= Daughters of St. Crispin =

Former trade union of the United States

The Daughters of St. Crispin was an American labor union of female shoemakers, founded in Lynn, Massachusetts on July 28, 1869, and was the first national women's labor union in the United States.

The union began with a strike of over a thousand female workers in 1860 in Massachusetts. By the end of 1869, it had a total of 24 local lodges across the United States, the largest of which had over 400 members. Lodges were present in Massachusetts, California, Illinois, Maine, New Hampshire, New York, Ohio, and Pennsylvania. Conventions of all the lodges were held annually in Massachusetts until 1872. Carrie Wilson served as president of the union and Abbie Jacques was the secretary.

The name "Daughters of St. Crispin" was inspired by the contemporary men's union of shoemakers, the Order of the Knights of St. Crispin. Saint Crispin is the patron saint of cobblers, tanners, and leather workers.

In 1870, a convention of the Daughters of St. Crispin unanimously adopted a resolution which demanded equal pay for doing the same work as men. In 1872, 300 members of the union staged a strike in three factories in Stoneham, Massachusetts. This strike was unsuccessful but another that same year in Lynn, Massachusetts was successful, granting workers higher wages.

On one occasion, the Daughters of St. Crispin continued a strike after the male Knights of St. Crispin ended it, because they opposed a policy that would require a $5 deposit on employment, which would be forfeited if they did not stay for a full three-month testing period.
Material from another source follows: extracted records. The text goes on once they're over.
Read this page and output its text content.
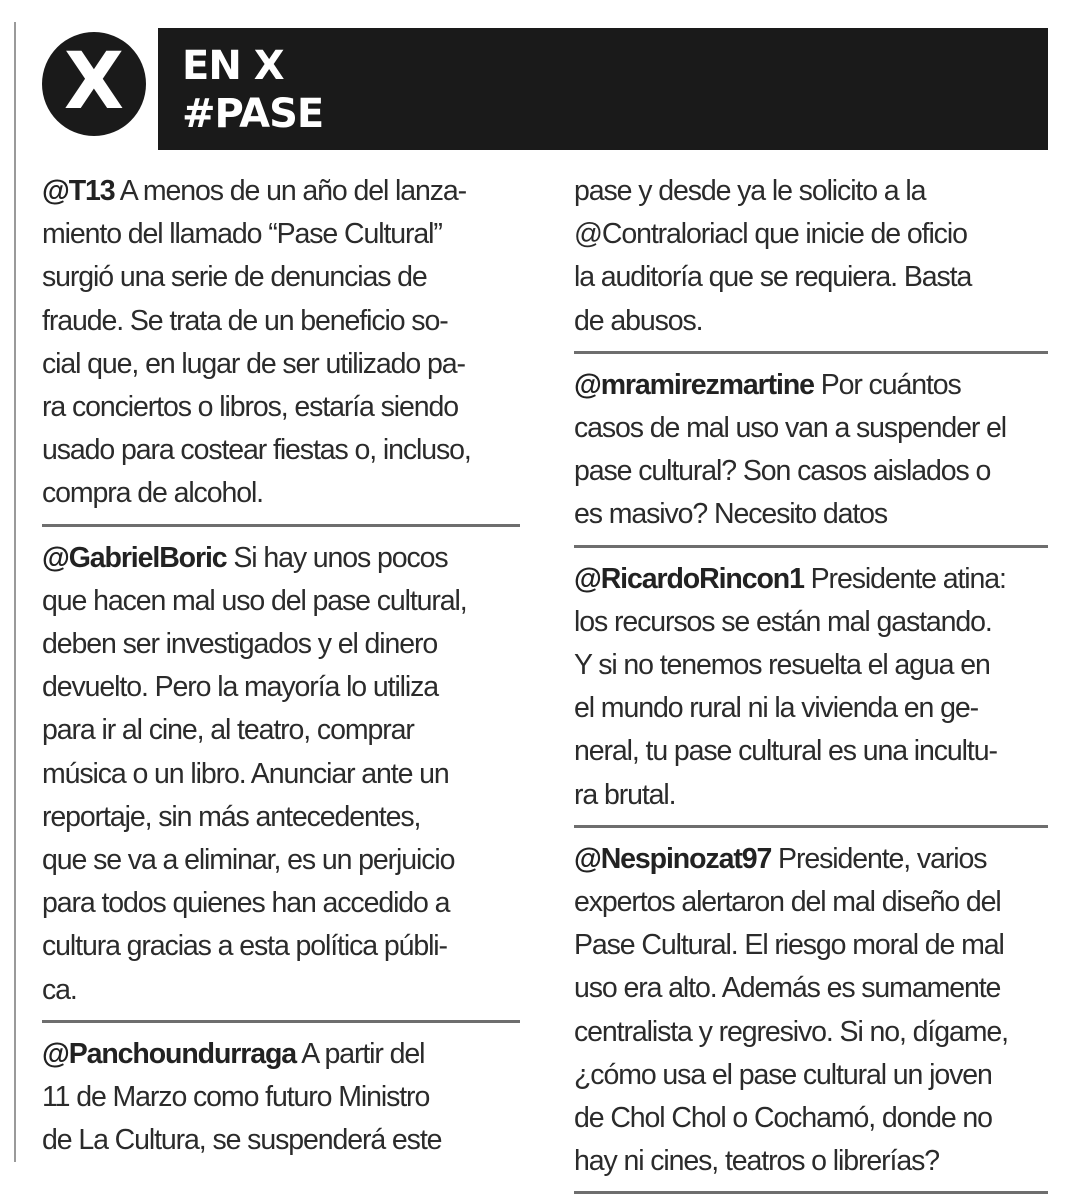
X EN X
#PASE

@T13 A menos de un año del lanza-

miento del llamado “Pase Cultural”

surgió una serie de denuncias de

fraude. Se trata de un beneficio so-

cial que, en lugar de ser utilizado pa-

ra conciertos o libros, estaría siendo

usado para costear fiestas o, incluso,

compra de alcohol.

@GabrielBoric Si hay unos pocos

que hacen mal uso del pase cultural,

deben ser investigados y el dinero

devuelto. Pero la mayoría lo utiliza

para ir al cine, al teatro, comprar

música o un libro. Anunciar ante un

reportaje, sin más antecedentes,

que se va a eliminar, es un perjuicio

para todos quienes han accedido a

cultura gracias a esta política públi-

ca.

@Panchoundurraga A partir del

11 de Marzo como futuro Ministro

de La Cultura, se suspenderá este

pase y desde ya le solicito a la

@Contraloriacl que inicie de oficio

la auditoría que se requiera. Basta

de abusos.

@mramirezmartine Por cuántos

casos de mal uso van a suspender el

pase cultural? Son casos aislados o

es masivo? Necesito datos

@RicardoRincon1 Presidente atina:

los recursos se están mal gastando.

Y si no tenemos resuelta el agua en

el mundo rural ni la vivienda en ge-

neral, tu pase cultural es una incultu-

ra brutal.

@Nespinozat97 Presidente, varios

expertos alertaron del mal diseño del

Pase Cultural. El riesgo moral de mal

uso era alto. Además es sumamente

centralista y regresivo. Si no, dígame,

¿cómo usa el pase cultural un joven

de Chol Chol o Cochamó, donde no

hay ni cines, teatros o librerías?
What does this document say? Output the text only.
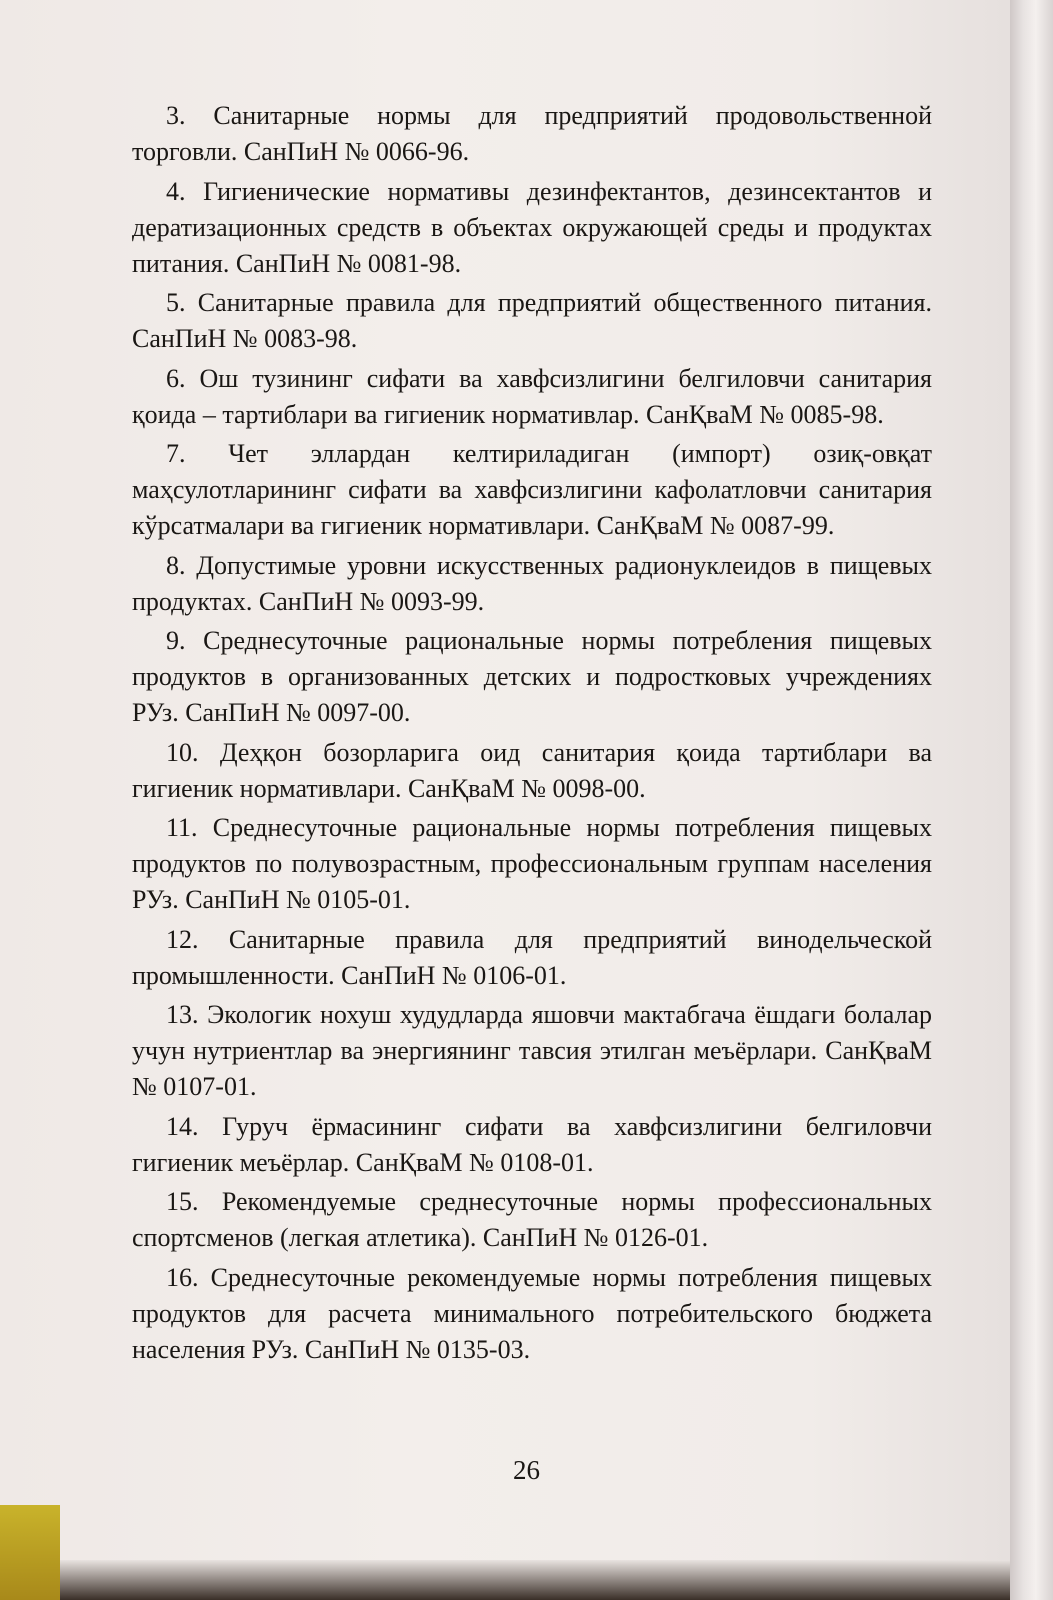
3. Санитарные нормы для предприятий продовольственной торговли. СанПиН № 0066-96.

4. Гигиенические нормативы дезинфектантов, дезинсектантов и дератизационных средств в объектах окружающей среды и продуктах питания. СанПиН № 0081-98.

5. Санитарные правила для предприятий общественного питания. СанПиН № 0083-98.

6. Ош тузининг сифати ва хавфсизлигини белгиловчи санитария қоида – тартиблари ва гигиеник нормативлар. СанҚваМ № 0085-98.

7. Чет эллардан келтириладиган (импорт) озиқ-овқат маҳсулотларининг сифати ва хавфсизлигини кафолатловчи санитария кўрсатмалари ва гигиеник нормативлари. СанҚваМ № 0087-99.

8. Допустимые уровни искусственных радионуклеидов в пищевых продуктах. СанПиН № 0093-99.

9. Среднесуточные рациональные нормы потребления пищевых продуктов в организованных детских и подростковых учреждениях РУз. СанПиН № 0097-00.

10. Деҳқон бозорларига оид санитария қоида тартиблари ва гигиеник нормативлари. СанҚваМ № 0098-00.

11. Среднесуточные рациональные нормы потребления пищевых продуктов по полувозрастным, профессиональным группам населения РУз. СанПиН № 0105-01.

12. Санитарные правила для предприятий винодельческой промышленности. СанПиН № 0106-01.

13. Экологик нохуш худудларда яшовчи мактабгача ёшдаги болалар учун нутриентлар ва энергиянинг тавсия этилган меъёрлари. СанҚваМ № 0107-01.

14. Гуруч ёрмасининг сифати ва хавфсизлигини белгиловчи гигиеник меъёрлар. СанҚваМ № 0108-01.

15. Рекомендуемые среднесуточные нормы профессиональных спортсменов (легкая атлетика). СанПиН № 0126-01.

16. Среднесуточные рекомендуемые нормы потребления пищевых продуктов для расчета минимального потребительского бюджета населения РУз. СанПиН № 0135-03.

26
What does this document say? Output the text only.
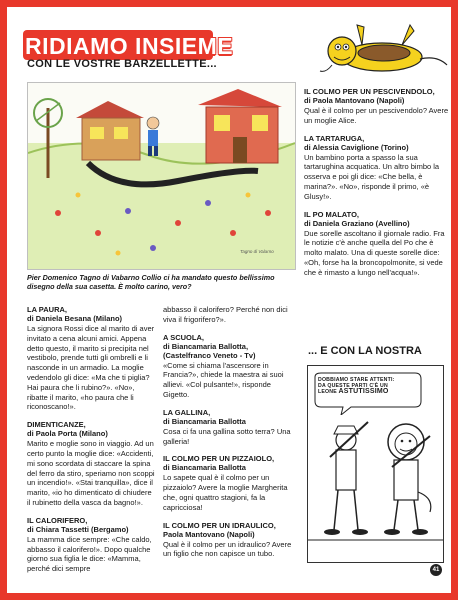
RIDIAMO INSIEME
CON LE VOSTRE BARZELLETTE...
Tagno di Valarno
Pier Domenico Tagno di Vabarno Collio ci ha mandato questo bellissimo disegno della sua casetta. È molto carino, vero?
LA PAURA,
di Daniela Besana (Milano)
La signora Rossi dice al marito di aver invitato a cena alcuni amici. Appena detto questo, il marito si precipita nel vestibolo, prende tutti gli ombrelli e li nasconde in un armadio. La moglie vedendolo gli dice: «Ma che ti piglia? Hai paura che li rubino?». «No», ribatte il marito, «ho paura che li riconoscano!».
DIMENTICANZE,
di Paola Porta (Milano)
Marito e moglie sono in viaggio. Ad un certo punto la moglie dice: «Accidenti, mi sono scordata di staccare la spina del ferro da stiro, speriamo non scoppi un incendio!». «Stai tranquilla», dice il marito, «io ho dimenticato di chiudere il rubinetto della vasca da bagno!».
IL CALORIFERO,
di Chiara Tassetti (Bergamo)
La mamma dice sempre: «Che caldo, abbasso il calorifero!». Dopo qualche giorno sua figlia le dice: «Mamma, perché dici sempre
abbasso il calorifero? Perché non dici viva il frigorifero?».
A SCUOLA,
di Biancamaria Ballotta, (Castelfranco Veneto - Tv)
«Come si chiama l'ascensore in Francia?», chiede la maestra ai suoi allievi. «Col pulsante!», risponde Gigetto.
LA GALLINA,
di Biancamaria Ballotta
Cosa ci fa una gallina sotto terra? Una galleria!
IL COLMO PER UN PIZZAIOLO,
di Biancamaria Ballotta
Lo sapete qual è il colmo per un pizzaiolo? Avere la moglie Margherita che, ogni quattro stagioni, fa la capricciosa!
IL COLMO PER UN IDRAULICO,
Paola Mantovano (Napoli)
Qual è il colmo per un idraulico? Avere un figlio che non capisce un tubo.
IL COLMO PER UN PESCIVENDOLO,
di Paola Mantovano (Napoli)
Qual è il colmo per un pescivendolo? Avere un moglie Alice.
LA TARTARUGA,
di Alessia Caviglione (Torino)
Un bambino porta a spasso la sua tartarughina acquatica. Un altro bimbo la osserva e poi gli dice: «Che bella, è marina?». «No», risponde il primo, «è Glusy!».
IL PO MALATO,
di Daniela Graziano (Avellino)
Due sorelle ascoltano il giornale radio. Fra le notizie c'è anche quella del Po che è molto malato. Una di queste sorelle dice: «Oh, forse ha la broncopolmonite, si vede che è rimasto a lungo nell'acqua!».
... E CON LA NOSTRA
DOBBIAMO STARE ATTENTI:
DA QUESTE PARTI C'È UN
LEONE ASTUTISSIMO
41
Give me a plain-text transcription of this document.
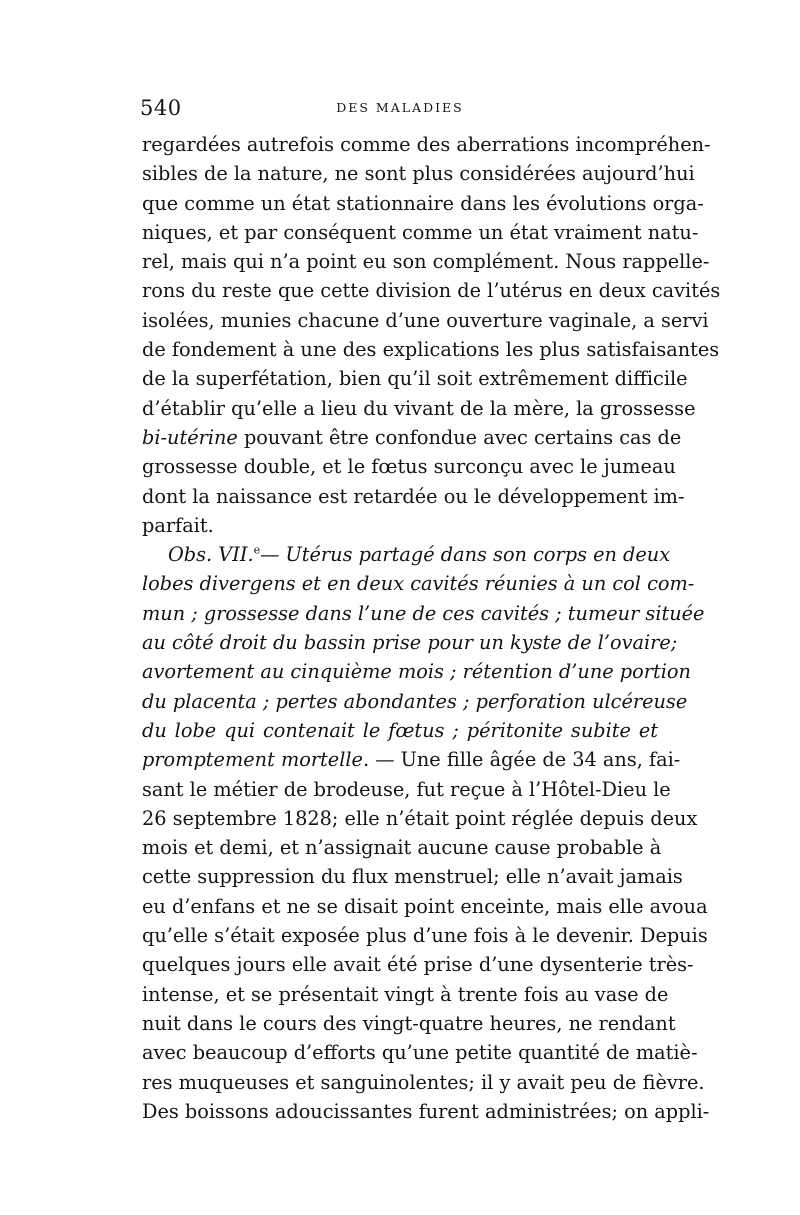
540	DES MALADIES
regardées autrefois comme des aberrations incompréhen-
sibles de la nature, ne sont plus considérées aujourd’hui
que comme un état stationnaire dans les évolutions orga-
niques, et par conséquent comme un état vraiment natu-
rel, mais qui n’a point eu son complément. Nous rappelle-
rons du reste que cette division de l’utérus en deux cavités
isolées, munies chacune d’une ouverture vaginale, a servi
de fondement à une des explications les plus satisfaisantes
de la superfétation, bien qu’il soit extrêmement difficile
d’établir qu’elle a lieu du vivant de la mère, la grossesse
bi-utérine pouvant être confondue avec certains cas de
grossesse double, et le fœtus surconçu avec le jumeau
dont la naissance est retardée ou le développement im-
parfait.
Obs. VII.$^e$— Utérus partagé dans son corps en deux
lobes divergens et en deux cavités réunies à un col com-
mun ; grossesse dans l’une de ces cavités ; tumeur située
au côté droit du bassin prise pour un kyste de l’ovaire;
avortement au cinquième mois ; rétention d’une portion
du placenta ; pertes abondantes ; perforation ulcéreuse
du lobe qui contenait le fœtus ; péritonite subite et
promptement mortelle. — Une fille âgée de 34 ans, fai-
sant le métier de brodeuse, fut reçue à l’Hôtel-Dieu le
26 septembre 1828; elle n’était point réglée depuis deux
mois et demi, et n’assignait aucune cause probable à
cette suppression du flux menstruel; elle n’avait jamais
eu d’enfans et ne se disait point enceinte, mais elle avoua
qu’elle s’était exposée plus d’une fois à le devenir. Depuis
quelques jours elle avait été prise d’une dysenterie très-
intense, et se présentait vingt à trente fois au vase de
nuit dans le cours des vingt-quatre heures, ne rendant
avec beaucoup d’efforts qu’une petite quantité de matiè-
res muqueuses et sanguinolentes; il y avait peu de fièvre.
Des boissons adoucissantes furent administrées; on appli-
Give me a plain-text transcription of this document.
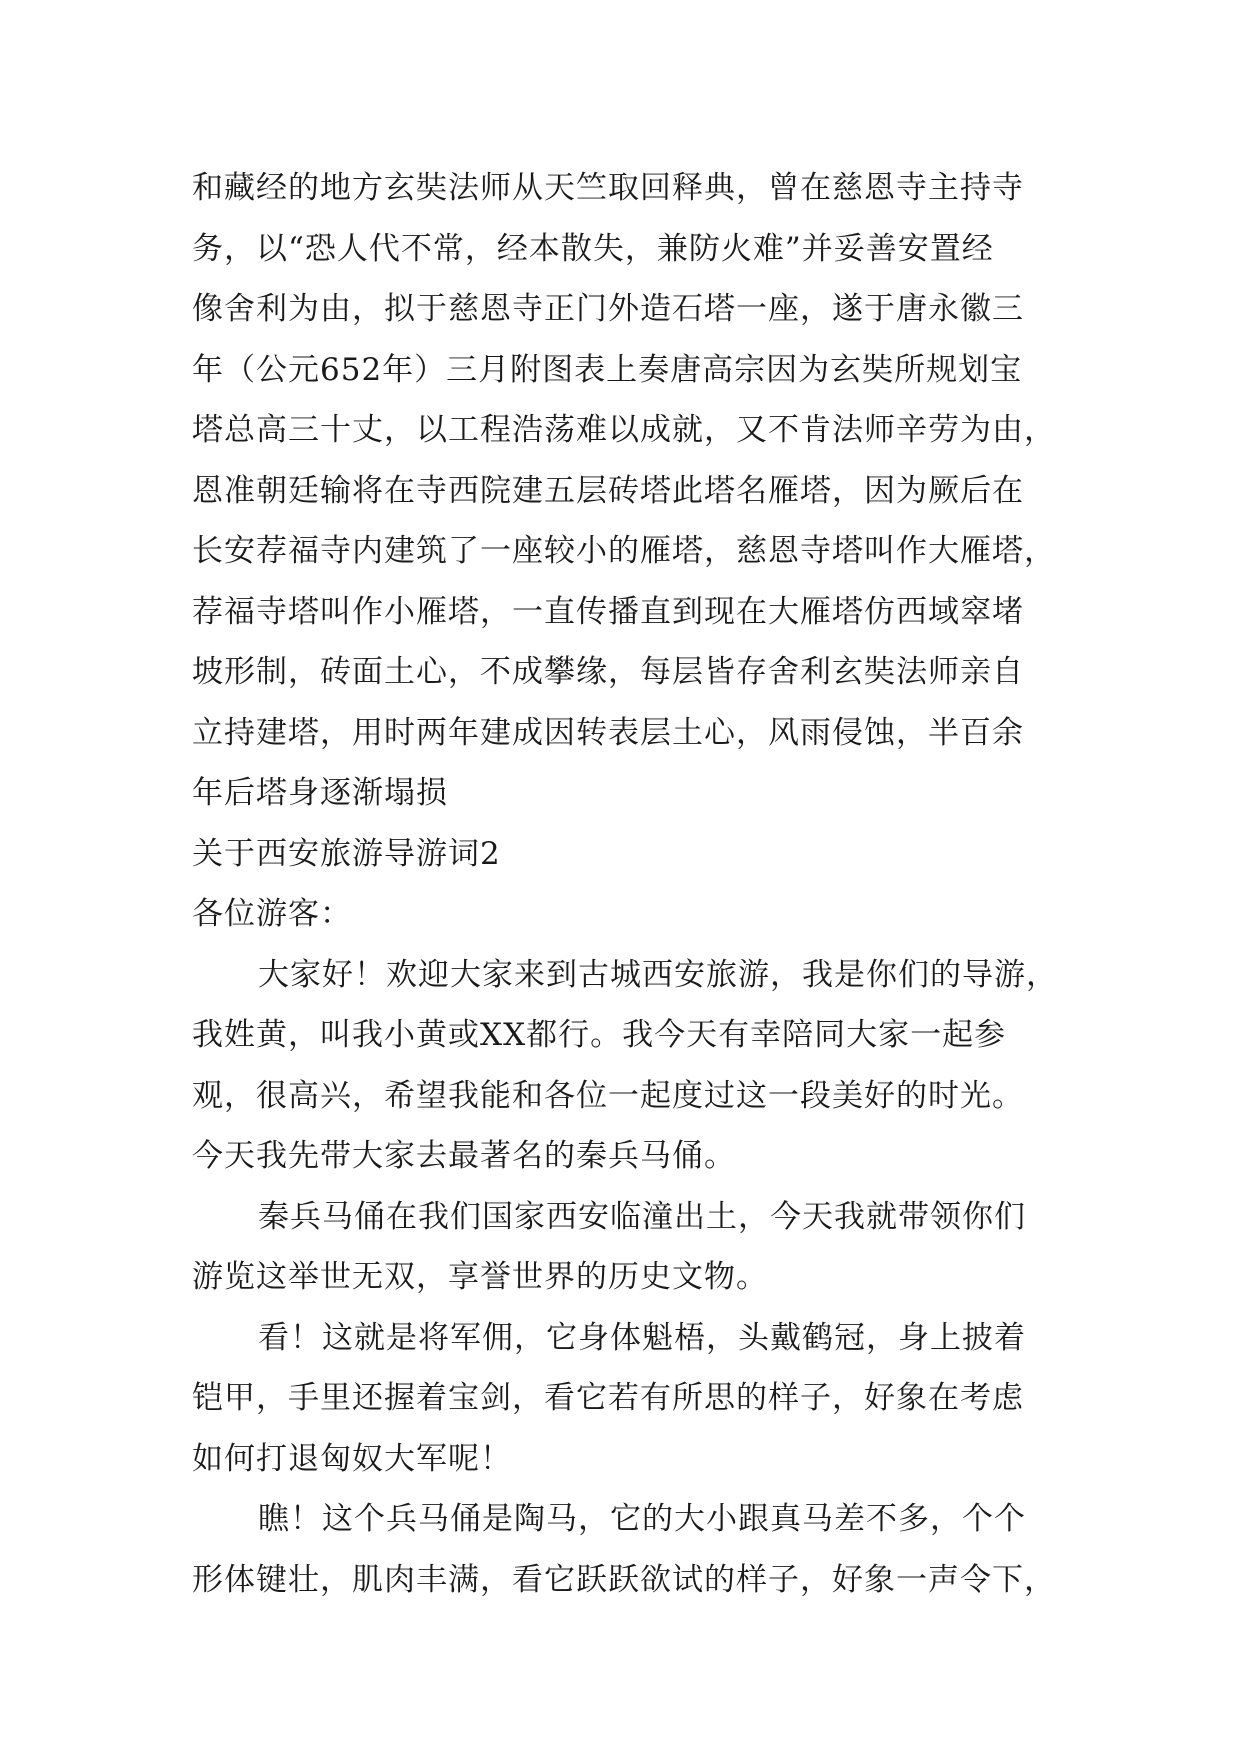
和藏经的地方玄奘法师从天竺取回释典，曾在慈恩寺主持寺
务，以“恐人代不常，经本散失，兼防火难”并妥善安置经
像舍利为由，拟于慈恩寺正门外造石塔一座，遂于唐永徽三
年（公元652年）三月附图表上奏唐高宗因为玄奘所规划宝
塔总高三十丈，以工程浩荡难以成就，又不肯法师辛劳为由，
恩准朝廷输将在寺西院建五层砖塔此塔名雁塔，因为厥后在
长安荐福寺内建筑了一座较小的雁塔，慈恩寺塔叫作大雁塔，
荐福寺塔叫作小雁塔，一直传播直到现在大雁塔仿西域窣堵
坡形制，砖面土心，不成攀缘，每层皆存舍利玄奘法师亲自
立持建塔，用时两年建成因转表层土心，风雨侵蚀，半百余
年后塔身逐渐塌损
关于西安旅游导游词2
各位游客：
大家好！欢迎大家来到古城西安旅游，我是你们的导游，
我姓黄，叫我小黄或XX都行。我今天有幸陪同大家一起参
观，很高兴，希望我能和各位一起度过这一段美好的时光。
今天我先带大家去最著名的秦兵马俑。
秦兵马俑在我们国家西安临潼出土，今天我就带领你们
游览这举世无双，享誉世界的历史文物。
看！这就是将军佣，它身体魁梧，头戴鹤冠，身上披着
铠甲，手里还握着宝剑，看它若有所思的样子，好象在考虑
如何打退匈奴大军呢！
瞧！这个兵马俑是陶马，它的大小跟真马差不多，个个
形体键壮，肌肉丰满，看它跃跃欲试的样子，好象一声令下，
The factory owners reversed the policy, but tried again a year later. The second time, the nearly 900 members struck again, and again won.

The Daughters of St. Crispin represented both resident stitchers, who lived in towns near the factories, and the 'floating' stitchers who traveled from factory to factory in response to seasonal shifts in work. Members were involved in contemporary debates about the impact of suffrage on the interests of working class women and middle class morality. Debates about suffrage were never fully resolved before the union dissolved.

Members of the union testified before Congress in 1874 in favor of labor laws that limited women and children to a 10-hour work day in manufacturing jobs.

Though the national organization began to decline as early as 1873 as a result of the Long Depression, local chapters in Massachusetts remained active, and many individual members eventually joined the Knights of Labor which formed in 1869.